The fundamental issue facing Israeli society is whether it can continue to function and flourish as a small enclave of democracy, Jewish sovereignty, and economic success, at the edge of a hostile sea of dictatorship, failure, and political Islam.
At the center of this is the question of whether policies can be enacted which keep the dangers sufficiently distant to enable the citizenry to live normal lives, raise families, and pursue economic interests.
In the 2000-2006 period, the ability of Israel to achieve this came into serious question. Islamist insurgencies erupting out of Gaza, Lebanon, and the West Bank made the conflict an unavoidable presence for Israelis.
This is no longer the case, if precariously. The Second Intifada was broken militarily. Hizballah to the north and Hamas to the south, The Muslim Brothers in Egypt, the Syrian civil war, all are — at least for the moment — being kept from impacting on the comfortable daily lives of the inhabitants of Israel’s center.

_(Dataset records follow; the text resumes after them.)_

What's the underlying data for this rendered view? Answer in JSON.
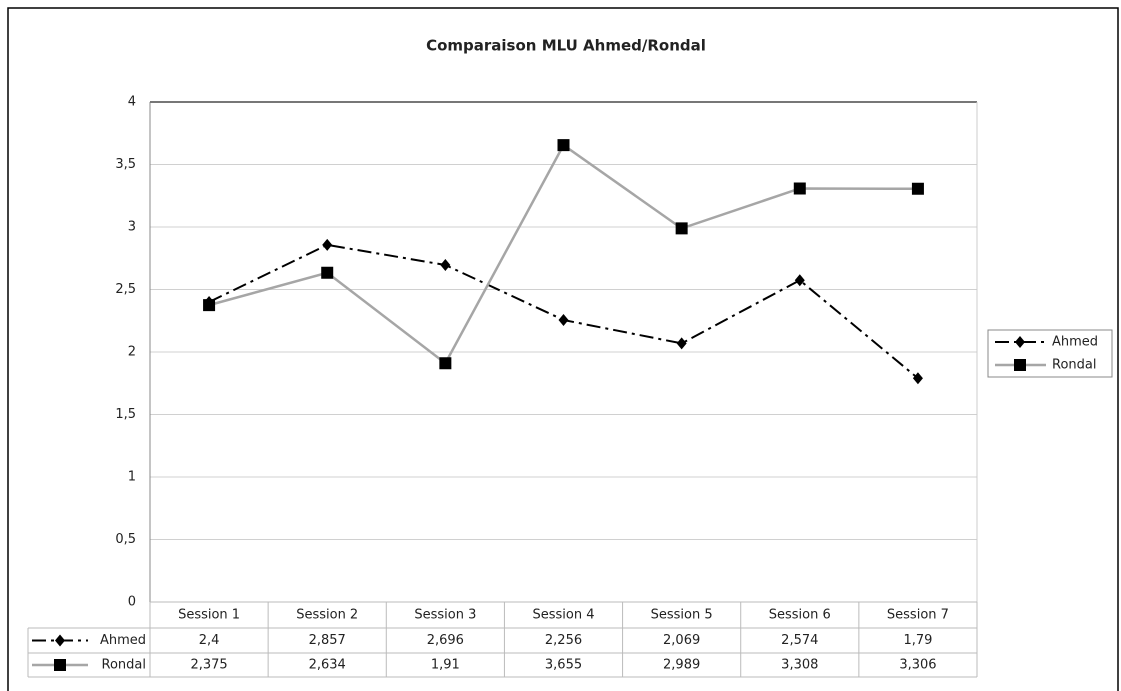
{
  "chart_data": {
    "type": "line",
    "title": "Comparaison MLU Ahmed/Rondal",
    "categories": [
      "Session 1",
      "Session 2",
      "Session 3",
      "Session 4",
      "Session 5",
      "Session 6",
      "Session 7"
    ],
    "series": [
      {
        "name": "Ahmed",
        "color": "#000000",
        "values": [
          2.4,
          2.857,
          2.696,
          2.256,
          2.069,
          2.574,
          1.79
        ],
        "value_labels": [
          "2,4",
          "2,857",
          "2,696",
          "2,256",
          "2,069",
          "2,574",
          "1,79"
        ]
      },
      {
        "name": "Rondal",
        "color": "#a6a6a6",
        "values": [
          2.375,
          2.634,
          1.91,
          3.655,
          2.989,
          3.308,
          3.306
        ],
        "value_labels": [
          "2,375",
          "2,634",
          "1,91",
          "3,655",
          "2,989",
          "3,308",
          "3,306"
        ]
      }
    ],
    "ylim": [
      0,
      4
    ],
    "yticks": [
      0,
      {
        "value": 0.5,
        "label": "0,5"
      },
      1,
      {
        "value": 1.5,
        "label": "1,5"
      },
      2,
      {
        "value": 2.5,
        "label": "2,5"
      },
      3,
      {
        "value": 3.5,
        "label": "3,5"
      },
      4
    ],
    "grid": true,
    "legend": "right"
  }
}
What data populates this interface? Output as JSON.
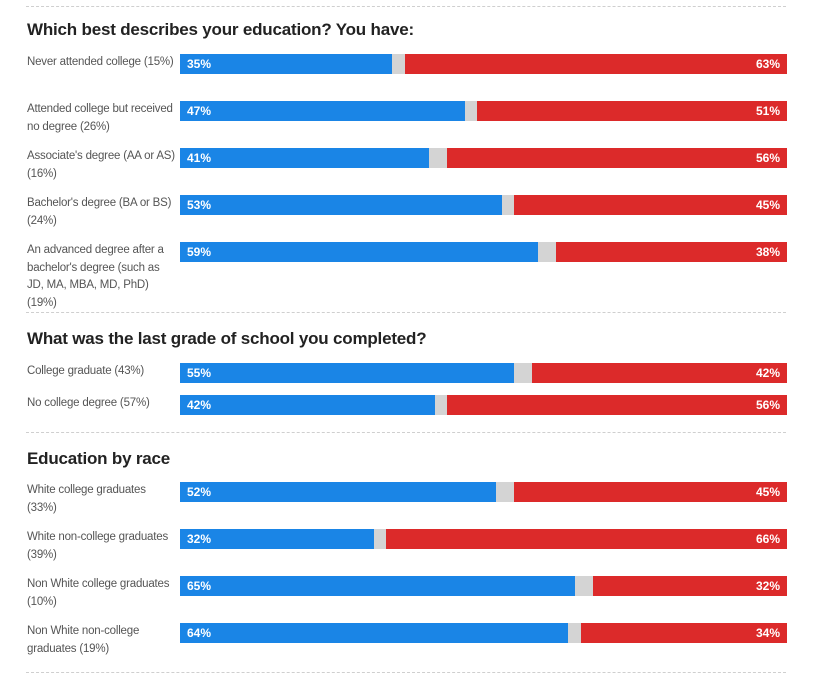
{
  "colors": {
    "rep": "#1a85e6",
    "dem": "#dc2a2a",
    "other": "#d4d4d4"
  },
  "chart_data": [
    {
      "type": "bar",
      "orientation": "horizontal-stacked",
      "title": "Which best describes your education? You have:",
      "categories": [
        "Never attended college (15%)",
        "Attended college but received no degree (26%)",
        "Associate's degree (AA or AS) (16%)",
        "Bachelor's degree (BA or BS) (24%)",
        "An advanced degree after a bachelor's degree (such as JD, MA, MBA, MD, PhD) (19%)"
      ],
      "series": [
        {
          "name": "blue",
          "values": [
            35,
            47,
            41,
            53,
            59
          ]
        },
        {
          "name": "red",
          "values": [
            63,
            51,
            56,
            45,
            38
          ]
        }
      ],
      "xlim": [
        0,
        100
      ]
    },
    {
      "type": "bar",
      "orientation": "horizontal-stacked",
      "title": "What was the last grade of school you completed?",
      "categories": [
        "College graduate (43%)",
        "No college degree (57%)"
      ],
      "series": [
        {
          "name": "blue",
          "values": [
            55,
            42
          ]
        },
        {
          "name": "red",
          "values": [
            42,
            56
          ]
        }
      ],
      "xlim": [
        0,
        100
      ]
    },
    {
      "type": "bar",
      "orientation": "horizontal-stacked",
      "title": "Education by race",
      "categories": [
        "White college graduates (33%)",
        "White non-college graduates (39%)",
        "Non White college graduates (10%)",
        "Non White non-college graduates (19%)"
      ],
      "series": [
        {
          "name": "blue",
          "values": [
            52,
            32,
            65,
            64
          ]
        },
        {
          "name": "red",
          "values": [
            45,
            66,
            32,
            34
          ]
        }
      ],
      "xlim": [
        0,
        100
      ]
    }
  ]
}
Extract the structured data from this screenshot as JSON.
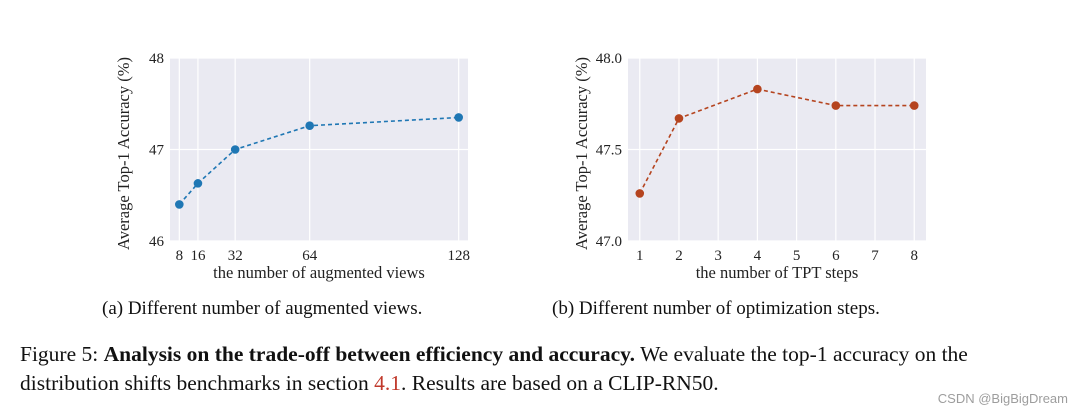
{
  "chart_data": [
    {
      "type": "line",
      "xlabel": "the number of augmented views",
      "ylabel": "Average Top-1 Accuracy (%)",
      "x": [
        8,
        16,
        32,
        64,
        128
      ],
      "x_tick_labels": [
        "8",
        "16",
        "32",
        "64",
        "128"
      ],
      "y_ticks": [
        46,
        47,
        48
      ],
      "y_tick_labels": [
        "46",
        "47",
        "48"
      ],
      "ylim": [
        46,
        48
      ],
      "xlim": [
        4,
        132
      ],
      "grid": true,
      "series": [
        {
          "values": [
            46.4,
            46.63,
            47.0,
            47.26,
            47.35
          ],
          "color": "#1f77b4",
          "linestyle": "dashed"
        }
      ]
    },
    {
      "type": "line",
      "xlabel": "the number of TPT steps",
      "ylabel": "Average Top-1 Accuracy (%)",
      "x": [
        1,
        2,
        4,
        6,
        8
      ],
      "x_ticks": [
        1,
        2,
        3,
        4,
        5,
        6,
        7,
        8
      ],
      "x_tick_labels": [
        "1",
        "2",
        "3",
        "4",
        "5",
        "6",
        "7",
        "8"
      ],
      "y_ticks": [
        47.0,
        47.5,
        48.0
      ],
      "y_tick_labels": [
        "47.0",
        "47.5",
        "48.0"
      ],
      "ylim": [
        47.0,
        48.0
      ],
      "xlim": [
        0.7,
        8.3
      ],
      "grid": true,
      "series": [
        {
          "values": [
            47.26,
            47.67,
            47.83,
            47.74,
            47.74
          ],
          "color": "#b5441f",
          "linestyle": "dashed"
        }
      ]
    }
  ],
  "subcaptions": {
    "a": "(a) Different number of augmented views.",
    "b": "(b) Different number of optimization steps."
  },
  "caption": {
    "label": "Figure 5:",
    "bold": "Analysis on the trade-off between efficiency and accuracy.",
    "text_1": "We evaluate the top-1 accuracy on the distribution shifts benchmarks in section",
    "ref": "4.1",
    "text_2": ". Results are based on a CLIP-RN50."
  },
  "watermark": "CSDN @BigBigDream"
}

The full restaurants, high levels of tourism, and flourishing cultural life are among the more pleasant fruits of this. Still, most Israelis maintain a strong sense of the surrounding dangers. They understand that if they can pursue normal lives, this is not a reason to relax their guard, but rather a reason to maintain it.
The social protesters, of course, represent that element which does not understand this. In the manner of adolescents, they think that security and prosperity just sort of happen by themselves. So they want to play at being in Europe or North America, advocating other-wordly policies, vandalizing property, attacking police.
With their evident detachment from the realities of the neighborhood, they are one of the more ridiculous manifestations of Israel’s success in keeping the wolves relatively far from the door.
Yet one of the prices of freedom is that not all of its recipients will use it well. The same apparently goes for security. The very possibility of citizens who are giddily unaware of the sober realities their country faces is itself a paradoxical proof of Israel’s continued success in maintaining itself as a fertile enclave on the edge of a wasteland.